Para ilustrar, é como se um hotel tivesse 100 trabalhadores para fazer o trabalho de 150 e, como não pode contratar mais, dissesse aos rececionistas que, a partir daquele momento, terão de gerir simultaneamente quatro hotéis e ainda desempenhar funções de canalizador e eletricista.
Estas foram as razões que levaram 75% dos magistrados do Ministério Público a subscrever uma carta aberta, solicitando a anulação da deliberação do movimento. Paralelamente, motivaram também a aprovação, em Assembleia Geral do SMMP, de uma recomendação à Direção para a convocação de greves nacionais e regionais — uma medida que os magistrados prefeririam evitar, mas para a qual se viram forçados devido à intransigência de alguns e à prolongada inação política de muitos ao longo dos anos.
Esta greve é uma ação em defesa dos cidadãos, destinatários finais do trabalho do Ministério Público, que exigem uma intervenção de qualidade e especializada nas diversas áreas de atuação da magistratura, como trabalho, família e menores, cível, comercial, execução, penal, administrativo e tributário. Garantir um serviço público de excelência, qualificado e especializado, é essencial para assegurar justiça eficaz e adequada às necessidades da sociedade.
Simultaneamente, este movimento é um apelo urgente à Procuradoria-Geral da República, ao Conselho Superior do Ministério Público e ao Ministério da Justiça para que reconheçam a exaustão dos magistrados, muitos em risco elevado de burnout, agravada pela falta de medicina no trabalho, pela precariedade resultante da extinção de lugares e da conversão de cargos efetivos em auxiliares, e pela desvalorização da especialização. Defender o bem-estar físico e psicológico dos magistrados é fundamental para que possam continuar a responder eficazmente às exigências do seu papel social.

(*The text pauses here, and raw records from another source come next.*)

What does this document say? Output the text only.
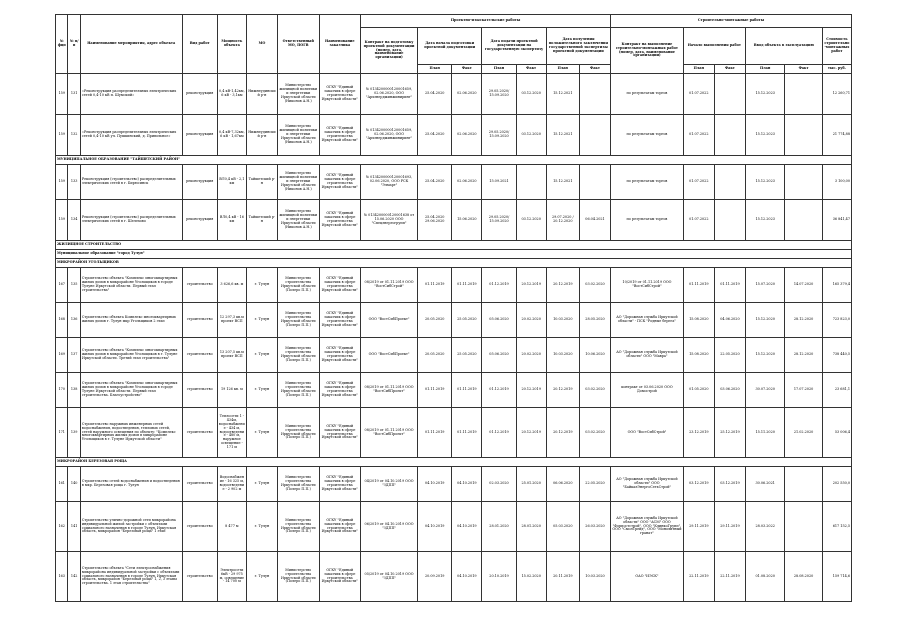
№ фцп	№ п/п	Наименование мероприятия, адрес объекта	Вид работ	Мощность объекта	МО	Ответственный МО, ПОГВ	Наименование заказчика	Проектно-изыскательские работы							Строительно-монтажные работы					
								Контракт на подготовку проектной документации (номер, дата, наименование организации)	Дата начала подготовки проектной документации		Дата подачи проектной документации на государственную экспертизу		Дата получения положительного заключения государственной экспертизы проектной документации		Контракт на выполнение строительно-монтажных работ (номер, дата, наименование организации)	Начало выполнения работ		Ввод объекта в эксплуатацию		Стоимость строительно-монтажных работ
									План	Факт	План	Факт	План	Факт		План	Факт	План	Факт	тыс. руб.
159	131	«Реконструкция распределительных электрических сетей 0,4-10 кВ п. Шумский»	реконструкция	0,4 кВ-1,42км, 6 кВ - 3,1км	Нижнеудинский р-н	Министерство жилищной политики и энергетики Иркутской области (Никонов А.Н.)	ОГКУ "Единый заказчик в сфере строительства Иркутской области"	№ 0134200000120001659, 02.06.2020, ООО "Архэнерджинжиниринг"	25.04.2020	02.06.2020	29.05.2020/ 15.09.2020	03.12.2020	15.12.2021		по результатам торгов	01.07.2022		15.12.2023		12 260,71
159	132	«Реконструкция распределительных электрических сетей 0,4-10 кВ уч. Пушкинский, д. Привольное»	реконструкция	0,4 кВ-7,32км, 6 кВ - 1,67км	Нижнеудинский р-н	Министерство жилищной политики и энергетики Иркутской области (Никонов А.Н.)	ОГКУ "Единый заказчик в сфере строительства Иркутской области"	№ 0134200000120001659, 02.06.2020, ООО "Архэнерджинжиниринг"	25.04.2020	02.06.2020	29.05.2020/ 15.09.2020	03.12.2020	15.12.2021		по результатам торгов	01.07.2022		15.12.2023		21 774,88
МУНИЦИПАЛЬНОЕ ОБРАЗОВАНИЕ "ТАЙШЕТСКИЙ РАЙОН"																				
159	133	Реконструкция (строительство) распределительных электрических сетей в г. Бирюсинск	реконструкция	ВЛ0,4 кВ - 2,1 км	Тайшетский р-н	Министерство жилищной политики и энергетики Иркутской области (Никонов А.Н.)	ОГКУ "Единый заказчик в сфере строительства Иркутской области"	№ 0134200000120001693, 02.06.2020, ООО РСК "Элмарт"	25.04.2020	02.06.2020	15.09.2021		15.12.2021		по результатам торгов	01.07.2022		15.12.2023		3 100,00
159	134	Реконструкция (строительство) распределительных электрических сетей в г. Шелехово	реконструкция	ВЛ0,4 кВ - 16 км	Тайшетский р-н	Министерство жилищной политики и энергетики Иркутской области (Никонов А.Н.)	ОГКУ "Единый заказчик в сфере строительства Иркутской области"	№ 0134200000120001638 от 15.06.2020 ООО "Спецэнергогрупп"	25.04.2020 29.06.2020	15.06.2020	29.05.2020/ 15.09.2020	03.12.2020	29.07.2020 / 20.12.2020	06.04.2021	по результатам торгов	01.07.2022		15.12.2023		36 841,47
ЖИЛИЩНОЕ СТРОИТЕЛЬСТВО																				
Муниципальное образование "город Тулун"																				
МИКРОРАЙОН УГОЛЬЩИКОВ																				
167	135	Строительство объекта "Комплекс многоквартирных жилых домов в микрорайоне Угольщиков в городе Тулуне Иркутской области. Первый этап строительства"	строительство	3 626,6 кв. м	г. Тулун	Министерство строительства Иркутской области (Полеро П.П.)	ОГКУ "Единый заказчик в сфере строительства Иркутской области"	08/2019 от 01.11.2019 ООО "ВостСибСтрой"	01.11.2019	01.11.2019	01.12.2019	20.12.2019	20.12.2019	03.02.2020	10/2019 от 01.11.2019 ООО "ВостСибСтрой"	01.11.2019	01.11.2019	15.07.2020	14.07.2020	165 379,4
168	136	Строительство объекта Комплекс многоквартирных жилых домов г. Тулун мкр Угольщиков 2 этап	строительство	12 297,3 кв.м проект ВСП	г. Тулун	Министерство строительства Иркутской области (Полеро П.П.)	ОГКУ "Единый заказчик в сфере строительства Иркутской области"	ООО "ВостСибПроект"	20.05.2020	25.05.2020	05.06.2020	20.02.2020	10.03.2020	28.05.2020	АО "Дорожная служба Иркутской области" - ПСК "Родные берега"	15.08.2020	04.06.2020	15.12.2020	28.12.2020	723 823,0
169	137	Строительство объекта "Комплекс многоквартирных жилых домов в микрорайоне Угольщиков в г. Тулуне Иркутской области. Третий этап строительства"	строительство	13 207,5 кв.м проект ВСП	г. Тулун	Министерство строительства Иркутской области (Полеро П.П.)	ОГКУ "Единый заказчик в сфере строительства Иркутской области"	ООО "ВостСибПроект"	20.05.2020	25.05.2020	05.06.2020	20.02.2020	10.03.2020	10.06.2020	АО "Дорожная служба Иркутской области" ООО "Мавра"	15.08.2020	22.05.2020	15.12.2020	28.12.2020	738 440,5
170	138	Строительство объекта "Комплекс многоквартирных жилых домов в микрорайоне Угольщиков в городе Тулуне Иркутской области. Первый этап строительства. Благоустройство"	строительство	19 126 кв. м	г. Тулун	Министерство строительства Иркутской области (Полеро П.П.)	ОГКУ "Единый заказчик в сфере строительства Иркутской области"	08/2019 от 01.11.2019 ООО "ВостСибПроект"	01.11.2019	01.11.2019	01.12.2019	20.12.2019	20.12.2019	03.02.2020	контракт от 03.06.2020 ООО Домострой	01.05.2020	03.06.2020	30.07.2020	17.07.2020	23 681,1
171	139	Строительство наружных инженерных сетей водоснабжения, водоотведения, тепловых сетей, сетей наружного освещения по объекту: "Комплекс многоквартирных жилых домов в микрорайоне Угольщиков в г. Тулуне Иркутской области"	строительство	Теплосети 1 - 434м, водоснабжение - 434 м, водоотведение - 480 м, наружное освещение - 171 м	г. Тулун	Министерство строительства Иркутской области (Полеро П.П.)	ОГКУ "Единый заказчик в сфере строительства Иркутской области"	08/2019 от 01.11.2019 ООО "ВостСибПроект"	01.11.2019	01.11.2019	01.12.2019	20.12.2019	20.12.2019	03.02.2020	ООО "ВостСибСтрой"	23.12.2019	25.12.2019	15.11.2020	21.02.2020	53 006,4
МИКРОРАЙОН БЕРЕЗОВАЯ РОЩА																				
161	140	Строительство сетей водоснабжения и водоотведения в мкр. Березовая роща г. Тулун	строительство	Водоснабжение - 16 325 м, водоотведение - 2 902 м	г. Тулун	Министерство строительства Иркутской области (Полеро П.П.)	ОГКУ "Единый заказчик в сфере строительства Иркутской области"	04/2019 от 04.10.2019 ООО "ЗДПП"	04.10.2019	04.10.2019	02.03.2020	25.01.2020	06.06.2020	22.05.2020	АО "Дорожная служба Иркутской области" ООО "БайкалЭнергоСетьСтрой"	03.12.2019	03.12.2019	30.06.2021		202 550,0
162	141	Строительство улично-дорожной сети микрорайона индивидуальной жилой застройки с объектами социального назначения в городе Тулун, Иркутская область, микрорайон "Березовая роща" 1 этап	строительство	8 477 м	г. Тулун	Министерство строительства Иркутской области (Полеро П.П.)	ОГКУ "Единый заказчик в сфере строительства Иркутской области"	06/2019 от 04.10.2019 ООО "ЗДПП"	04.10.2019	04.10.2019	28.01.2020	28.01.2020	05.03.2020	26.03.2020	АО "Дорожная служба Иркутской области" ООО "АСМ" ООО "Форпостстрой", ООО "КлинкоГрупп", ООО "СмолТрейд", ООО "Монолитный гранат"	29.11.2019	29.11.2019	28.03.2022		617 152,5
163	142	Строительство объекта "Сети электроснабжения микрорайона индивидуальной застройки с объектами социального назначения в городе Тулун, Иркутская область, микрорайон "Березовая роща" 1, 2, 3 этапы строительства. 1 этап строительства"	строительство	Электросети 6кВ - 29 975 м, освещение - 14 700 м	г. Тулун	Министерство строительства Иркутской области (Полеро П.П.)	ОГКУ "Единый заказчик в сфере строительства Иркутской области"	05/2019 от 04.10.2019 ООО "ЗДПП"	20.09.2019	04.10.2019	20.10.2019	15.02.2020	20.11.2019	10.03.2020	ОАО "ИЭСК"	22.11.2019	22.11.2019	01.08.2020	28.08.2020	159 714,6
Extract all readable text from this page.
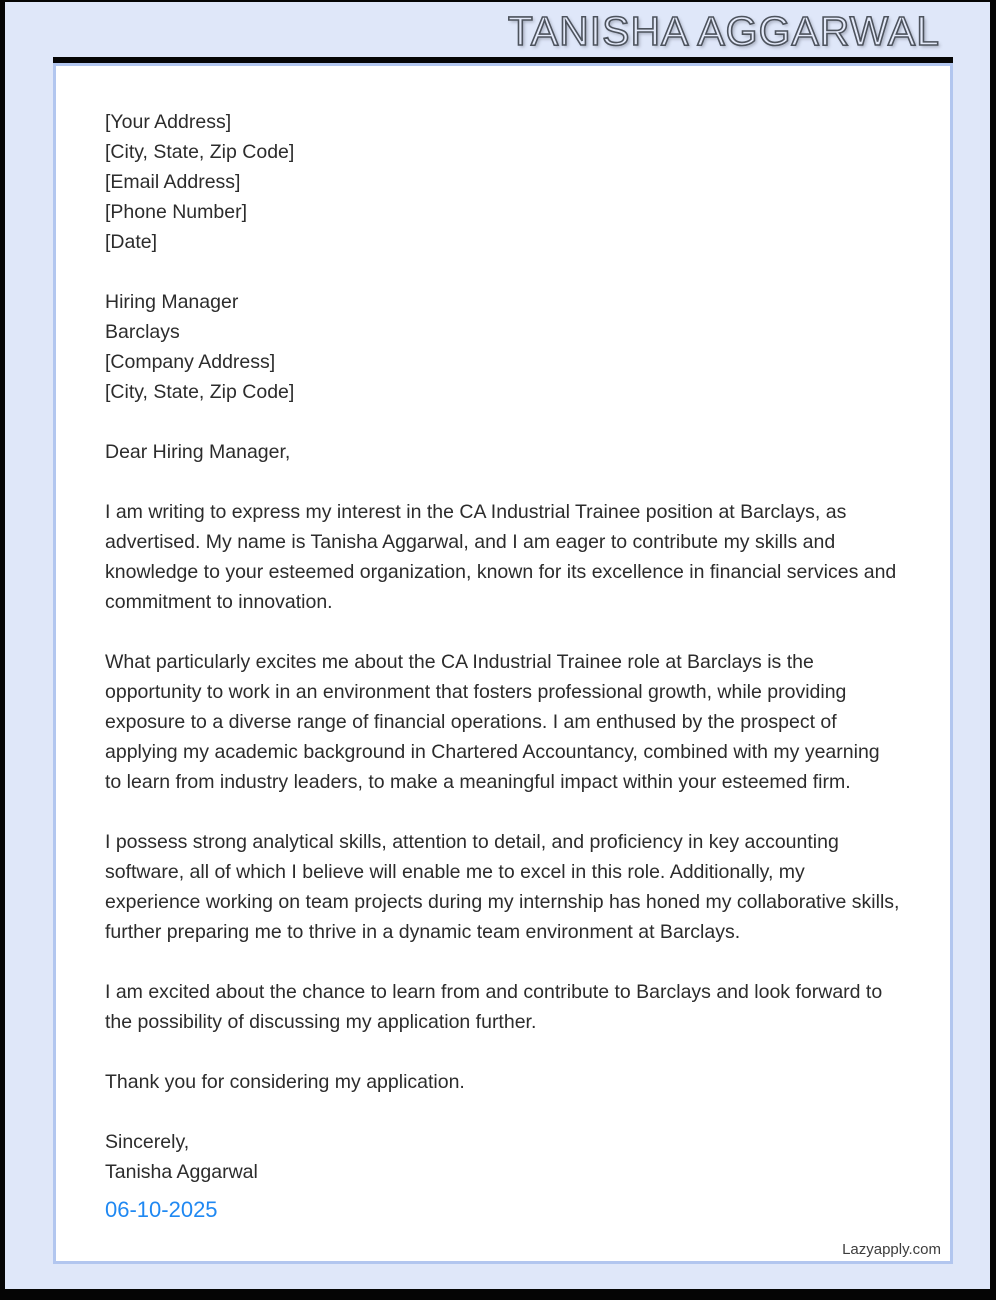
TANISHA AGGARWAL
[Your Address]
[City, State, Zip Code]
[Email Address]
[Phone Number]
[Date]
Hiring Manager
Barclays
[Company Address]
[City, State, Zip Code]
Dear Hiring Manager,

I am writing to express my interest in the CA Industrial Trainee position at Barclays, as advertised. My name is Tanisha Aggarwal, and I am eager to contribute my skills and knowledge to your esteemed organization, known for its excellence in financial services and commitment to innovation.

What particularly excites me about the CA Industrial Trainee role at Barclays is the opportunity to work in an environment that fosters professional growth, while providing exposure to a diverse range of financial operations. I am enthused by the prospect of applying my academic background in Chartered Accountancy, combined with my yearning to learn from industry leaders, to make a meaningful impact within your esteemed firm.

I possess strong analytical skills, attention to detail, and proficiency in key accounting software, all of which I believe will enable me to excel in this role. Additionally, my experience working on team projects during my internship has honed my collaborative skills, further preparing me to thrive in a dynamic team environment at Barclays.

I am excited about the chance to learn from and contribute to Barclays and look forward to the possibility of discussing my application further.

Thank you for considering my application.
Sincerely,
Tanisha Aggarwal
06-10-2025
Lazyapply.com
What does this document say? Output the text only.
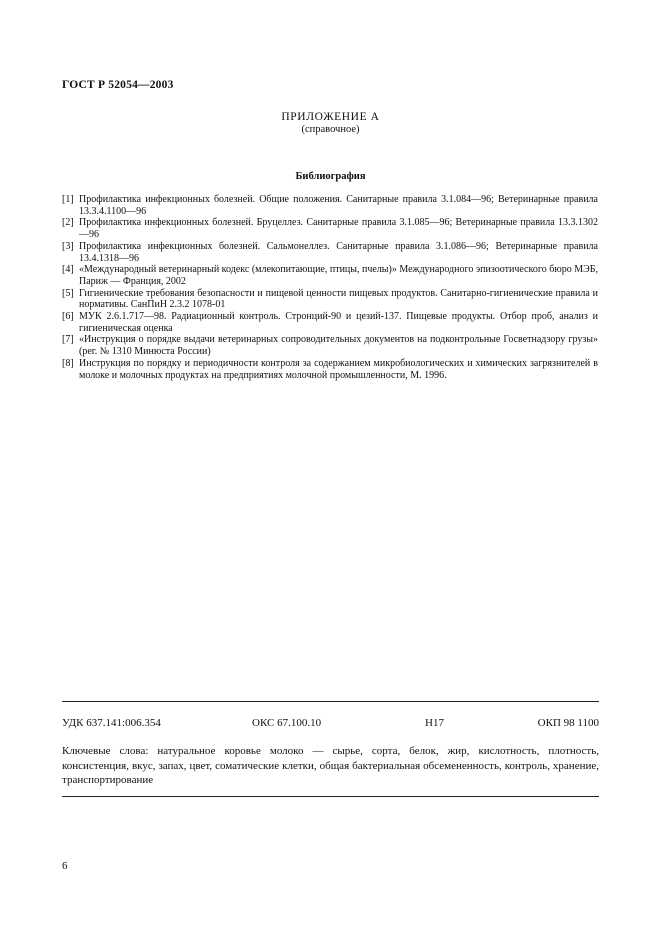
ГОСТ Р 52054—2003
ПРИЛОЖЕНИЕ А
(справочное)
Библиография
[1] Профилактика инфекционных болезней. Общие положения. Санитарные правила 3.1.084—96; Ветеринарные правила 13.3.4.1100—96
[2] Профилактика инфекционных болезней. Бруцеллез. Санитарные правила 3.1.085—96; Ветеринарные правила 13.3.1302—96
[3] Профилактика инфекционных болезней. Сальмонеллез. Санитарные правила 3.1.086—96; Ветеринарные правила 13.4.1318—96
[4] «Международный ветеринарный кодекс (млекопитающие, птицы, пчелы)» Международного эпизоотического бюро МЭБ, Париж — Франция, 2002
[5] Гигиенические требования безопасности и пищевой ценности пищевых продуктов. Санитарно-гигиенические правила и нормативы. СанПиН 2.3.2 1078-01
[6] МУК 2.6.1.717—98. Радиационный контроль. Стронций-90 и цезий-137. Пищевые продукты. Отбор проб, анализ и гигиеническая оценка
[7] «Инструкция о порядке выдачи ветеринарных сопроводительных документов на подконтрольные Госветнадзору грузы» (рег. № 1310 Минюста России)
[8] Инструкция по порядку и периодичности контроля за содержанием микробиологических и химических загрязнителей в молоке и молочных продуктах на предприятиях молочной промышленности, М. 1996.
УДК 637.141:006.354	ОКС 67.100.10	Н17	ОКП 98 1100
Ключевые слова: натуральное коровье молоко — сырье, сорта, белок, жир, кислотность, плотность, консистенция, вкус, запах, цвет, соматические клетки, общая бактериальная обсемененность, контроль, хранение, транспортирование
6
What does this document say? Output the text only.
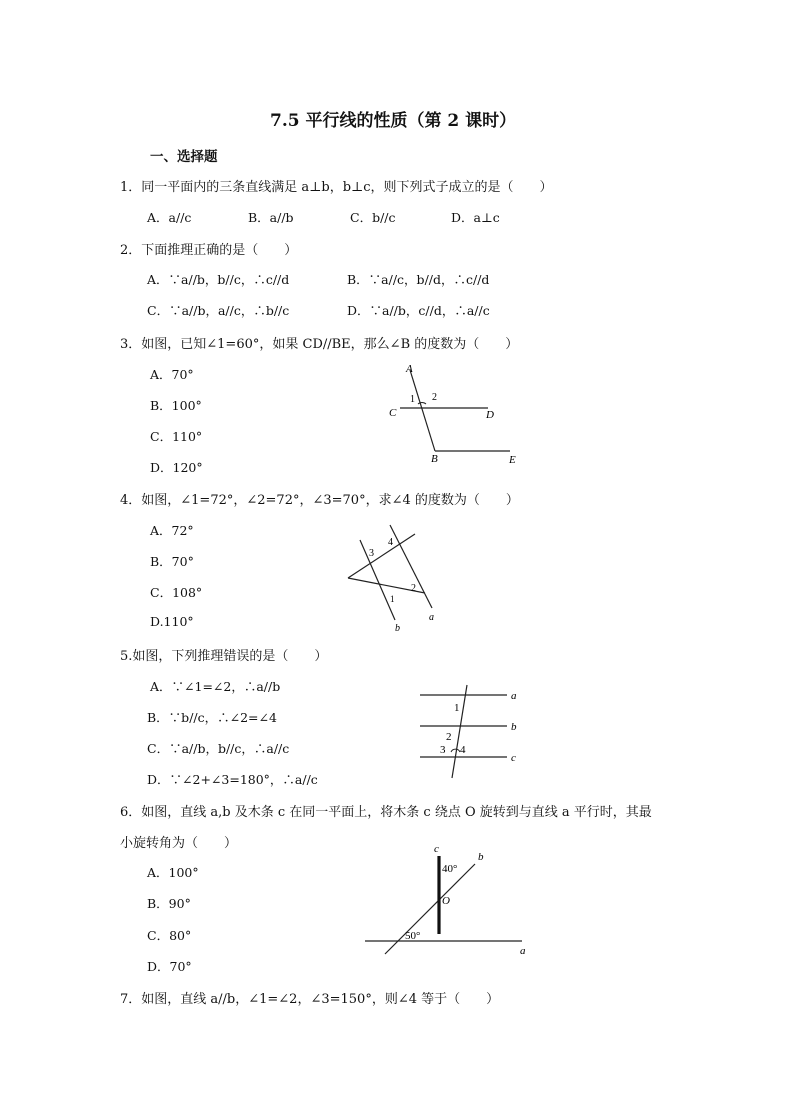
7.5 平行线的性质（第 2 课时）
一、选择题
1．同一平面内的三条直线满足 a⊥b，b⊥c，则下列式子成立的是（　　）
A．a//c	B．a//b	C．b//c	D．a⊥c
2．下面推理正确的是（　　）
A．∵a//b，b//c，∴c//d	B．∵a//c，b//d，∴c//d
C．∵a//b，a//c，∴b//c	D．∵a//b，c//d，∴a//c
3．如图，已知∠1=60°，如果 CD//BE，那么∠B 的度数为（　　）
A．70°
B．100°
C．110°
D．120°
A
1 2
C	D
B	E
4．如图，∠1=72°，∠2=72°，∠3=70°，求∠4 的度数为（　　）
A．72°
B．70°
C．108°
D.110°
3
4
2
1
b
a
5.如图，下列推理错误的是（　　）
A．∵∠1=∠2，∴a//b
B．∵b//c，∴∠2=∠4
C．∵a//b，b//c，∴a//c
D．∵∠2+∠3=180°，∴a//c
a
1
b
2
3 4
c
6．如图，直线 a,b 及木条 c 在同一平面上，将木条 c 绕点 O 旋转到与直线 a 平行时，其最
小旋转角为（　　）
A．100°
B．90°
C．80°
D．70°
c
b
40°
O
50°
a
7．如图，直线 a//b，∠1=∠2，∠3=150°，则∠4 等于（　　）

Para prevenir futuras greves, é essencial alterar o atual modelo de gestão de quadros, que tem contribuído para a precarização da carreira dos magistrados (os magistrados colocados como auxiliares são obrigados a concorrer anualmente, mesmo aos seus próprios lugares). É também crucial reconhecer que o número de magistrados é insuficiente para cobrir todas as vagas disponíveis e evitar a supressão, fusão ou agregação de lugares e áreas distintas. Adicionalmente, impõe-se a abertura urgente de um curso especial de formação destinado a cerca de 120 magistrados do Ministério Público, de forma a suprir as necessidades identificadas.